Results: A total of 8,793 solitary GGO ADLC patients from 53 studies were included in this analysis. The final pooled analysis showed that the female proportion, average diagnosis age, and non-smoking proportion of solitary GGO ADLC was 0.62 (95% CI, 0.60–0.64), 56.97 (95% CI, 54.56–59.37), and 0.72 (95% CI, 0.66–0.77), respectively. The cumulative meta-analysis and meta-trend analysis confirmed that the average age at diagnosis has been decreasing while the non-smoking proportion significantly increased in the past two decades.
Conclusions: From our epidemiological analysis, it demonstrates that the clinical characteristics of GGO lung cancer patients may be out of the high-risk factors. Therefore, we propose to reconsider the risk assessment and current lung cancer screening criteria.
Introduction
Due to the introduction of low-dose computed tomography (CT) and screening procedures, the number of diagnoses of pulmonary ground glass opacity (GGO) lung cancer in clinical practice is increasing (1, 2). The GGO manifestation is generally caused by local airspace filling as a result of inflammation or neoplastic proliferation, and some studies reported that the malignancy rate of GGO was 63%, which has a higher malignant potential than solid nodules (3, 4). The GGO manifestation generally correlates with a lepidic, in situ, non-invasive growth pattern of cells along preexisting alveolar structures (4). A previous study has reported that GGO lung cancer may have several unique features, including an insignificant association with smoking history and a low degree of invasive biological characteristics (3). As the importance of GGO lung cancer is increasing, more researches have focused on the diagnosis and treatment of this early stage lung cancer; however, the epidemiology of lung cancer with GGO manifestation has not yet been fully elucidated. In this study, we summarized all of the publications concerning solitary GGO adenocarcinoma lung cancer (ADLC) and investigated the epidemiological data of this unique type of lung cancer by the use of a cumulative meta-analysis. The primary outcome is female proportion, and the secondary outcomes are average diagnosis age and non-smoking proportion. All analyses of our study were specified a priori in the protocol, and our study was registered and the protocol made available on the PROSPERO (the registration number CRD42019119240).
Methods
This study was reported on the basis of the Preferred Reporting Items for Systematic Reviews and Meta-Analyses (PRISMA) statement guidelines (Supplementary Table 1).

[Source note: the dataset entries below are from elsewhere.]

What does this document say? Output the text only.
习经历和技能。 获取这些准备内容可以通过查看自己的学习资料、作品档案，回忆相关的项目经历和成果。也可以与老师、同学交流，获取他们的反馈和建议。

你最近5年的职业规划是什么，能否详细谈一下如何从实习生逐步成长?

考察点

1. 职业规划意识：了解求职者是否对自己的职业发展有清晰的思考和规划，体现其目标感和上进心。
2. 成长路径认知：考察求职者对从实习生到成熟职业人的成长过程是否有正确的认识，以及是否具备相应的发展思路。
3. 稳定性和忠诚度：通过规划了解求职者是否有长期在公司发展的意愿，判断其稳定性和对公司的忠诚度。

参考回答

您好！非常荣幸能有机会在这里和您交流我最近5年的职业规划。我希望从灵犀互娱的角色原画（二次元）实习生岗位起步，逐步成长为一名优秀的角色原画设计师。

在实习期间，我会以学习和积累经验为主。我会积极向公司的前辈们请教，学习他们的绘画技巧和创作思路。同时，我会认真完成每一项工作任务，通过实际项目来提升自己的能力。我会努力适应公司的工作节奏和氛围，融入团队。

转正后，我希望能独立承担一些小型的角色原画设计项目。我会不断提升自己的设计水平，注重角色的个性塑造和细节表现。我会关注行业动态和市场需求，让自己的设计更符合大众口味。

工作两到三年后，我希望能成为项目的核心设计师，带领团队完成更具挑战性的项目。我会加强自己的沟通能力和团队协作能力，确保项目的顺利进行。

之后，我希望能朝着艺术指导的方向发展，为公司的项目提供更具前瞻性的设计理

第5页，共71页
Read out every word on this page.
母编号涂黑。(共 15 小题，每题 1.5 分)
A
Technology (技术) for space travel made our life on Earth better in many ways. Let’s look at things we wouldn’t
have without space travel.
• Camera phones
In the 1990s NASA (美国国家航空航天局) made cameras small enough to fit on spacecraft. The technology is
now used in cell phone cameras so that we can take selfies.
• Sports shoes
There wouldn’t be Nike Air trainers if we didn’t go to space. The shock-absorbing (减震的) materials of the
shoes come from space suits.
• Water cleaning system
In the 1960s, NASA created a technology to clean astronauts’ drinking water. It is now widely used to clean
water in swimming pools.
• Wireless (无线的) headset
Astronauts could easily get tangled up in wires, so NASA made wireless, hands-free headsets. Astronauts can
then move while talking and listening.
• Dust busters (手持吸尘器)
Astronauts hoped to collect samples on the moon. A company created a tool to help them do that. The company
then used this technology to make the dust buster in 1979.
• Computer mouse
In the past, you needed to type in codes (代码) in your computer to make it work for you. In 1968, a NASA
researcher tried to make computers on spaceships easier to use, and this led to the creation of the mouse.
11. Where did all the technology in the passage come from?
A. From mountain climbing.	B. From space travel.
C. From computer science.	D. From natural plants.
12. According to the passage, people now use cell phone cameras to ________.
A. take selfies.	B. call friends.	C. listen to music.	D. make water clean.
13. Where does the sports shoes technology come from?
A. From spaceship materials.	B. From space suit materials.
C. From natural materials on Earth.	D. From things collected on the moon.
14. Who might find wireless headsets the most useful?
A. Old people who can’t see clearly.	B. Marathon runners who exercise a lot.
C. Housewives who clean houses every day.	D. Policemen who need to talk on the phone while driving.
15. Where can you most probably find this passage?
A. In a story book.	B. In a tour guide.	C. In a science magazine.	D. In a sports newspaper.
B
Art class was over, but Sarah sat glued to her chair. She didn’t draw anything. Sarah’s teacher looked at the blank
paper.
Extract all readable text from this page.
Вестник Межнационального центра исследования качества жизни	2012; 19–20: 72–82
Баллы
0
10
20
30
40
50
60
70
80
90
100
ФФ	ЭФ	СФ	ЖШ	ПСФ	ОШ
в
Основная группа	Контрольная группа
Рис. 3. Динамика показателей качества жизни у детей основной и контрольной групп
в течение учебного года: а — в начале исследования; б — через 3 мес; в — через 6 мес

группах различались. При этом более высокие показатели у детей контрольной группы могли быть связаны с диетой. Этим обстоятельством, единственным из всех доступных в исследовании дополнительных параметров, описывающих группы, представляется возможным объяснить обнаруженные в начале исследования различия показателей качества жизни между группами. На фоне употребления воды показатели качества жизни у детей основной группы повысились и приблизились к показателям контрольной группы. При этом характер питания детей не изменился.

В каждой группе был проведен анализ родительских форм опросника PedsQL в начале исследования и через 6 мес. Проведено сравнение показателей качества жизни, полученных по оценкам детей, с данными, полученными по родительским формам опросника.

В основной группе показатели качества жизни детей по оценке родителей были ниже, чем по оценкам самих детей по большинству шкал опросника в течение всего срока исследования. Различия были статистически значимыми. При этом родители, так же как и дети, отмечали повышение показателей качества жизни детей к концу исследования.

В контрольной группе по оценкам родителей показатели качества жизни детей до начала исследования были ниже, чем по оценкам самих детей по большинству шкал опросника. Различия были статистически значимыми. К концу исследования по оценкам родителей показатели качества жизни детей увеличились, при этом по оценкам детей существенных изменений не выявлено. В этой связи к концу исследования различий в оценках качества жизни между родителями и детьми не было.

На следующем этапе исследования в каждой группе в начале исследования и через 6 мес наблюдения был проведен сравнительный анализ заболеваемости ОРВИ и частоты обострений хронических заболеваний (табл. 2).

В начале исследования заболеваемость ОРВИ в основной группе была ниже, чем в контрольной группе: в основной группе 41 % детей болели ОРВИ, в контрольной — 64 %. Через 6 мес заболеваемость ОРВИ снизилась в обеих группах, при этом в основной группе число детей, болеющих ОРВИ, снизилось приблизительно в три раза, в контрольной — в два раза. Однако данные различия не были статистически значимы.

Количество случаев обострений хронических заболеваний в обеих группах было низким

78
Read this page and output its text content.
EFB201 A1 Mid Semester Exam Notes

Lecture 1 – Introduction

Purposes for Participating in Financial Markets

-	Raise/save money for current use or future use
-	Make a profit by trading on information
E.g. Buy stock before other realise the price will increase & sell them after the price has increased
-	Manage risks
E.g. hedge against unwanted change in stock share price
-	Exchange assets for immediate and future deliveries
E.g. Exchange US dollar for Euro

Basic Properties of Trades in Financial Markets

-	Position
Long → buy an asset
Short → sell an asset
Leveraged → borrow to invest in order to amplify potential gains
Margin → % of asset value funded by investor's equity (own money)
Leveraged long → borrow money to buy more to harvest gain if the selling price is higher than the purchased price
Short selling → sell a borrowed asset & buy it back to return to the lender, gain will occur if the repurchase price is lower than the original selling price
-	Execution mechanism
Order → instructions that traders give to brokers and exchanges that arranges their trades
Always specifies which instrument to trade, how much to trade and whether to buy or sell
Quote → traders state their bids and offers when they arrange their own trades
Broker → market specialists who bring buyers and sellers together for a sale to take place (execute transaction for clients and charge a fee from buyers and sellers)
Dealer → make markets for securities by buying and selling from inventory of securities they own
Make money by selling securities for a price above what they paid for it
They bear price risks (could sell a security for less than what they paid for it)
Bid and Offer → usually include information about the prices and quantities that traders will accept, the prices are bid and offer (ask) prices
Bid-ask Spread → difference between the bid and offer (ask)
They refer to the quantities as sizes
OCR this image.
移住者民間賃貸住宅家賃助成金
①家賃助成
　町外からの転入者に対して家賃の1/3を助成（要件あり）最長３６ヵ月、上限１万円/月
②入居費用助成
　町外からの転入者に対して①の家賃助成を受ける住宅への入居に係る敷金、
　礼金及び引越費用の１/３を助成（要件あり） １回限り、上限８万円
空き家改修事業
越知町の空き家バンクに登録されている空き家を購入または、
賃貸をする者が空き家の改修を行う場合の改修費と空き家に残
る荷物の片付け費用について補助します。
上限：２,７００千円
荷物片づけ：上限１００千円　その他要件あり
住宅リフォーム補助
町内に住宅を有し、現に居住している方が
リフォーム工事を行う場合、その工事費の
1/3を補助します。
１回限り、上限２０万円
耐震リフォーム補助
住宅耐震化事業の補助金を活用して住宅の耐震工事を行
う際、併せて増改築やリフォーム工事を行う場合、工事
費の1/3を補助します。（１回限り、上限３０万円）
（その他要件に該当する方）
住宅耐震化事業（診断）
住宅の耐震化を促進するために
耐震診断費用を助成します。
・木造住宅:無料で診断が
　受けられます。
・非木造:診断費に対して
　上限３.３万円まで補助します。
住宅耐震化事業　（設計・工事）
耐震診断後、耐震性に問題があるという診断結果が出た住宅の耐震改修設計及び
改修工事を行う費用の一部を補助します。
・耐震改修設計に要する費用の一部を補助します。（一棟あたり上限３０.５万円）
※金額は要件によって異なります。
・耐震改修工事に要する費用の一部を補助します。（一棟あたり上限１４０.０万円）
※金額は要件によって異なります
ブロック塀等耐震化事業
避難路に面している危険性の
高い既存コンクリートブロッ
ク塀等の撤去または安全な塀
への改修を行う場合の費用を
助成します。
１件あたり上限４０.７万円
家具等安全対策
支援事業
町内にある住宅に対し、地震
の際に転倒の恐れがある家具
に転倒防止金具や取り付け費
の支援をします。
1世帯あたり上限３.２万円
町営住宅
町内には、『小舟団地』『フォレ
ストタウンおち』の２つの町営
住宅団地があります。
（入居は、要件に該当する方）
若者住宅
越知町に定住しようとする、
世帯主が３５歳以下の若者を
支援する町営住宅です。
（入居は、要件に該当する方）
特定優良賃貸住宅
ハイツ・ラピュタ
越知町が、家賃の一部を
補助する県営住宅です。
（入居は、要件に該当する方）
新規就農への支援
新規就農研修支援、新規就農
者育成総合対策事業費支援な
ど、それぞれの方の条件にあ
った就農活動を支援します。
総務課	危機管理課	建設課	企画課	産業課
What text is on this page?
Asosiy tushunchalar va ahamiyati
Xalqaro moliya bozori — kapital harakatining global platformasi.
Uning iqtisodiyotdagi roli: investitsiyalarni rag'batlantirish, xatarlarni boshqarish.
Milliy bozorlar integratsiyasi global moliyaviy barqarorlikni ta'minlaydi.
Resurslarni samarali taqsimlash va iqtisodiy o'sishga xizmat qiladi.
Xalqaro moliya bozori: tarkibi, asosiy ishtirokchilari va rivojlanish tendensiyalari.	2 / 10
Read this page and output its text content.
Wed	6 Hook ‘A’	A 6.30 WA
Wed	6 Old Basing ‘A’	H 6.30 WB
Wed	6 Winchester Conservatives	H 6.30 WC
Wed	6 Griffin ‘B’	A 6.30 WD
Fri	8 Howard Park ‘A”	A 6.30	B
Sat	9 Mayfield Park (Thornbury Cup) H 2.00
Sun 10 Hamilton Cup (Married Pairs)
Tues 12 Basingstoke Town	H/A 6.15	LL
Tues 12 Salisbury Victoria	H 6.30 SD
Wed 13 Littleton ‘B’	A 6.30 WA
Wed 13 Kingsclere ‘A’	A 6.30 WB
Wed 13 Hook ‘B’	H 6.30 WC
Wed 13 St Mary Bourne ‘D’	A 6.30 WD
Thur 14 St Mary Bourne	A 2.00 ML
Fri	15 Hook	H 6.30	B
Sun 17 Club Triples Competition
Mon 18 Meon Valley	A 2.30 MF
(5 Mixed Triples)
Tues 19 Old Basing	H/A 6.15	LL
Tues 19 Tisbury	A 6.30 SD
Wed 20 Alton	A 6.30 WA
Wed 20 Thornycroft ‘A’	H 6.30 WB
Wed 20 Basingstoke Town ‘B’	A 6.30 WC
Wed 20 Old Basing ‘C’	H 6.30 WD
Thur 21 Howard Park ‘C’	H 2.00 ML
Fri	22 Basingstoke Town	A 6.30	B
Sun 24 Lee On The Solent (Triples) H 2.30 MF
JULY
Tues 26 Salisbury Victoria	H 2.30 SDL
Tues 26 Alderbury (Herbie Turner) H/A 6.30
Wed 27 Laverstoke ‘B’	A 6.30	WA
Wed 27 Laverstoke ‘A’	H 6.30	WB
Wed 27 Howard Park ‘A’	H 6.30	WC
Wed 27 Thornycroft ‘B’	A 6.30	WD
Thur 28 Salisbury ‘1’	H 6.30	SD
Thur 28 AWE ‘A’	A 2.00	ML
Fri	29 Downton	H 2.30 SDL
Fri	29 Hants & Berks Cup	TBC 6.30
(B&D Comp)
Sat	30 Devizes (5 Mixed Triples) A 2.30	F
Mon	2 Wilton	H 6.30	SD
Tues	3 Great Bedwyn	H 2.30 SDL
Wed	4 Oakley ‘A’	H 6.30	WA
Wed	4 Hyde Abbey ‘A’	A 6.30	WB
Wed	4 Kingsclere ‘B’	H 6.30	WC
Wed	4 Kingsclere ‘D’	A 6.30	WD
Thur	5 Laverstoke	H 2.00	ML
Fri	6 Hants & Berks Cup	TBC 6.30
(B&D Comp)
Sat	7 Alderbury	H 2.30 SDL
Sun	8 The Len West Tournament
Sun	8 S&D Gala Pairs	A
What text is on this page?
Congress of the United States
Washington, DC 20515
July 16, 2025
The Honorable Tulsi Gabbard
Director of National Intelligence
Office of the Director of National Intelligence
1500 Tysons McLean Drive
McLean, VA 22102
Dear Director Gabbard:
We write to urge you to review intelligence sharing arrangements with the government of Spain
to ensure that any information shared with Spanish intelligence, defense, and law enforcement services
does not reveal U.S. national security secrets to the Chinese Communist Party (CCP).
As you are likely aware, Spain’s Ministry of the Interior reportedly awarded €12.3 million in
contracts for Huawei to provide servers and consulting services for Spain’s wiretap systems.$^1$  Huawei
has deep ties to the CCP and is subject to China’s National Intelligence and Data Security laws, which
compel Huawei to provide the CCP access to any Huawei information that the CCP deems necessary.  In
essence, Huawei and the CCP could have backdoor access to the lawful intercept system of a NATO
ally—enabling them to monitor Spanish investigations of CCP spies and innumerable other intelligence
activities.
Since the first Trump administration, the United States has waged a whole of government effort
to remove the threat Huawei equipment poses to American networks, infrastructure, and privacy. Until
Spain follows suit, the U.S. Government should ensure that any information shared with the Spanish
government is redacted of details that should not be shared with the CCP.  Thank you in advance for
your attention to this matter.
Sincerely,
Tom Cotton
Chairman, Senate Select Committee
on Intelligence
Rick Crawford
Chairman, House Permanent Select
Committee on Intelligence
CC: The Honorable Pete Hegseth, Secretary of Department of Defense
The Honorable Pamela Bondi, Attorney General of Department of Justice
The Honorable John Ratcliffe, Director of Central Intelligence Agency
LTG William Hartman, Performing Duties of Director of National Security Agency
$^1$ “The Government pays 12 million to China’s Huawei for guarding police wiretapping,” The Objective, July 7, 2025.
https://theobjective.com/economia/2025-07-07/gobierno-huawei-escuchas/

Two individual researchers conducted the platform searches on the PubMed, Cochrane Library, and Embase databases. Literature retrieving was carried out through a combined searching of subject terms (“MeSH” on PubMed and “Emtree” on “Embase”) and free terms on the platforms of PubMed and Embase, and through keywords searching on platform of Cochrane Library. Detailed searching criteria used in the three electronic platforms are available in Appendix 1.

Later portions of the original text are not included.